Objetivos y medios, dos caras de la misma moneda. Artículo sobre Técnica Alexander con Marta Barón en Madrid

Objetivos y medios, dos caras de la misma moneda.

Este video nos muestra la capacidad que tiene el ser humano de llevar el movimiento a un extremo altamente virtuoso y estético. Lo que hacen estos bailarines requiere muchos años de esfuerzo y entrenamiento. Pero también flexibilidad, fuerza, dirección y potencia.

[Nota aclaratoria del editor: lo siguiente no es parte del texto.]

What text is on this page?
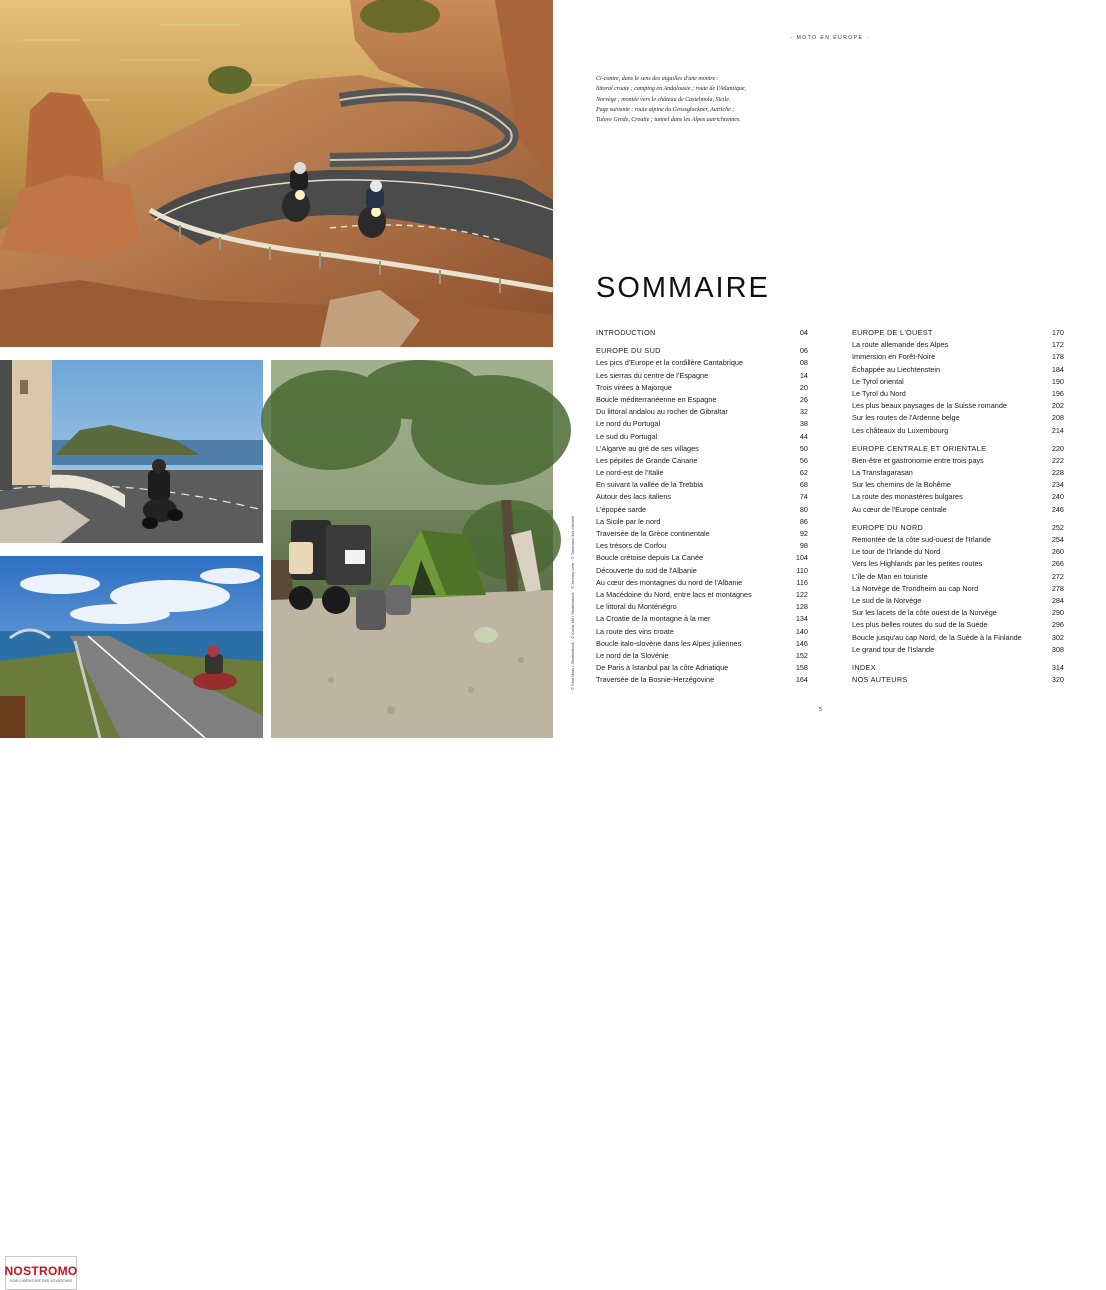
NOSTROMO
VOIR L'AVENTURE DES VOYAGEURS
© Sina Mars / Shutterstock · © Konst Mit / Shutterstock · © Jeremy Lehr · © Tommaso Ilini Michele
· MOTO EN EUROPE ·
Ci-contre, dans le sens des aiguilles d'une montre :
littoral croate ; camping en Andalousie ; route de l'Atlantique,
Norvège ; montée vers le château de Castelmola, Sicile.
Page suivante : route alpine du Grossglockner, Autriche ;
Tulove Grede, Croatie ; tunnel dans les Alpes autrichiennes.
SOMMAIRE
INTRODUCTION	04
EUROPE DU SUD	06
Les pics d'Europe et la cordillère Cantabrique	08
Les sierras du centre de l'Espagne	14
Trois virées à Majorque	20
Boucle méditerranéenne en Espagne	26
Du littoral andalou au rocher de Gibraltar	32
Le nord du Portugal	38
Le sud du Portugal	44
L'Algarve au gré de ses villages	50
Les pépites de Grande Canarie	56
Le nord-est de l'Italie	62
En suivant la vallée de la Trebbia	68
Autour des lacs italiens	74
L'épopée sarde	80
La Sicile par le nord	86
Traversée de la Grèce continentale	92
Les trésors de Corfou	98
Boucle crétoise depuis La Canée	104
Découverte du sud de l'Albanie	110
Au cœur des montagnes du nord de l'Albanie	116
La Macédoine du Nord, entre lacs et montagnes	122
Le littoral du Monténégro	128
La Croatie de la montagne à la mer	134
La route des vins croate	140
Boucle italo-slovène dans les Alpes juliennes	146
Le nord de la Slovénie	152
De Paris à Istanbul par la côte Adriatique	158
Traversée de la Bosnie-Herzégovine	164
EUROPE DE L'OUEST	170
La route allemande des Alpes	172
Immersion en Forêt-Noire	178
Échappée au Liechtenstein	184
Le Tyrol oriental	190
Le Tyrol du Nord	196
Les plus beaux paysages de la Suisse romande	202
Sur les routes de l'Ardenne belge	208
Les châteaux du Luxembourg	214
EUROPE CENTRALE ET ORIENTALE	220
Bien-être et gastronomie entre trois pays	222
La Transfagarasan	228
Sur les chemins de la Bohême	234
La route des monastères bulgares	240
Au cœur de l'Europe centrale	246
EUROPE DU NORD	252
Remontée de la côte sud-ouest de l'Irlande	254
Le tour de l'Irlande du Nord	260
Vers les Highlands par les petites routes	266
L'île de Man en touriste	272
La Norvège de Trondheim au cap Nord	278
Le sud de la Norvège	284
Sur les lacets de la côte ouest de la Norvège	290
Les plus belles routes du sud de la Suède	296
Boucle jusqu'au cap Nord, de la Suède à la Finlande	302
Le grand tour de l'Islande	308
INDEX	314
NOS AUTEURS	320
5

A menudo me preguntan si la Técnica puede o podría ser de ayuda a personas que tienen profesiones cortas y de gran exigencia, como bailarines o deportistas de élite. Por supuesto, la respuesta es “sí, sería una gran ayuda para ellos dentro de su propio contexto”. En profesiones de esas características los objetivos son básicos. Todas las acciones que llevan a cabo para mejorar se hacen teniendo en mente que lo que cuentan son los objetivos.
 
Y, aparte de los objetivos, ¿qué más hay? Los medios, claro. Es decir, la mentalidad que incluye lo que nos hemos propuesto y además busca la mejor manera de conseguirlo manteniendo la salud. Lo que solemos ver en muchas profesiones de alta exigencia física es que lesionarse es, de hecho, parte de la profesión. Se oye decir a deportistas: “si las lesiones me respetan…”. Como si las lesiones no fueran consecuencia directa de la mentalidad de consecución de objetivos. Lo diré claro: querer conseguir estos objetivos a cualquier precio hace que no se planteen cómo van a usar sus cuerpos y lesionarse es la forma que tiene el cuerpo de avisar de que no se le está teniendo en cuenta. Toman decisiones que a veces son conscientes, pero otras son patrones inconscientes de respuesta al estímulo de conseguir ese objetivo.
 
Pero ciertamente la mayor parte de nosotros no somos deportistas de alto nivel. Salimos a correr, nos proponemos hacer una media maratón, o una carrera con fines benéficos; o vamos al gimnasio para mantenernos en forma o hacemos yoga; o salimos a hacer bici de carretera o montaña o a bailar diferentes estilos. Y, como los deportistas de alto nivel, ponemos por delante los objetivos.
 
Nos ponemos objetivos “artificiales” como correr cada semana más distancia o tiempo; o bien hacer más repeticiones de un ejercicio o llegar más lejos en una asana de yoga. En esta carrera por “mejorar” pasamos por alto la cuestión fundamental: si no nos damos los mejores medios para conseguir lo que nos hemos propuesto… los conseguiremos, sí, pero… el cuerpo sufrirá las consecuencias. No habremos tenido en cuenta cuestiones básicas como la respiración, la postura o el tiempo para acostumbrarnos a una nueva demanda.
 
De esta forma es difícil conseguir “funcionar bien”. Y, ¿qué es funcionar bien? Pues es sencillo: conseguir lo que nos hemos propuesto sin hacernos daño. En este sentido, el trabajo que hacemos en la Técnica Alexander es la forma de aprender los medios para dar lo mejor de nosotros sin descuidar nuestras condiciones o cualidades; nos ayudará a conocer nuestras limitaciones generales o puntuales para que no predominen.
 
Por supuesto, yo considero importantes los objetivos; si quiero algo, me parece importante llegar a conseguirlo. Pero no descuido la forma en que uso mi cuerpo para ello. Al revés, si es una nueva situación; o una situación de estrés o alta exigencia; o si estoy cansada, pero aun así tengo que rendir, es entonces cuando soy más cuidadosa en el uso de mí misma. Me doy tiempo para llegar a donde quiero llegar. Y observo como va reaccionando mi cuerpo. También, cuando tengo alumnos que vienen con sus objetivos, los hago míos. Les ayudo a conseguirlos, pero siempre considerando su situación y el uso que hacen de su cuerpo. Les enseño cómo funciona el cuerpo para poder optimizar su uso en ese contexto en concreto.
 
Quizás te apetezca hacer un experimento; ponte al ordenador como sueles hacer cada día. O siéntate en el coche y pon las manos en el volante. En cualquiera de estas dos situaciones, simplemente toma la decisión de no hacer nada durante un minuto. En lugar de hacer lo habitual (teclear, conducir), deja las manos en el teclado o en el volante y observa tus brazos, hombros, manos. ¿Notas como los tienes? ¿Alguna tensión que no habías notado antes? Toma la decisión de hacer algo (teclear una palabra, encender el motor y desbloquear el volante, por ejemplo) pero antes de hacerlo, para y observa tus brazos, hombros y manos.
 
El deseo de hacer algo genera una serie de tensiones necesarias (y a veces innecesarias también) pero si cambiamos el objetivo, es difícil deshacerse de ellas. Observa esto.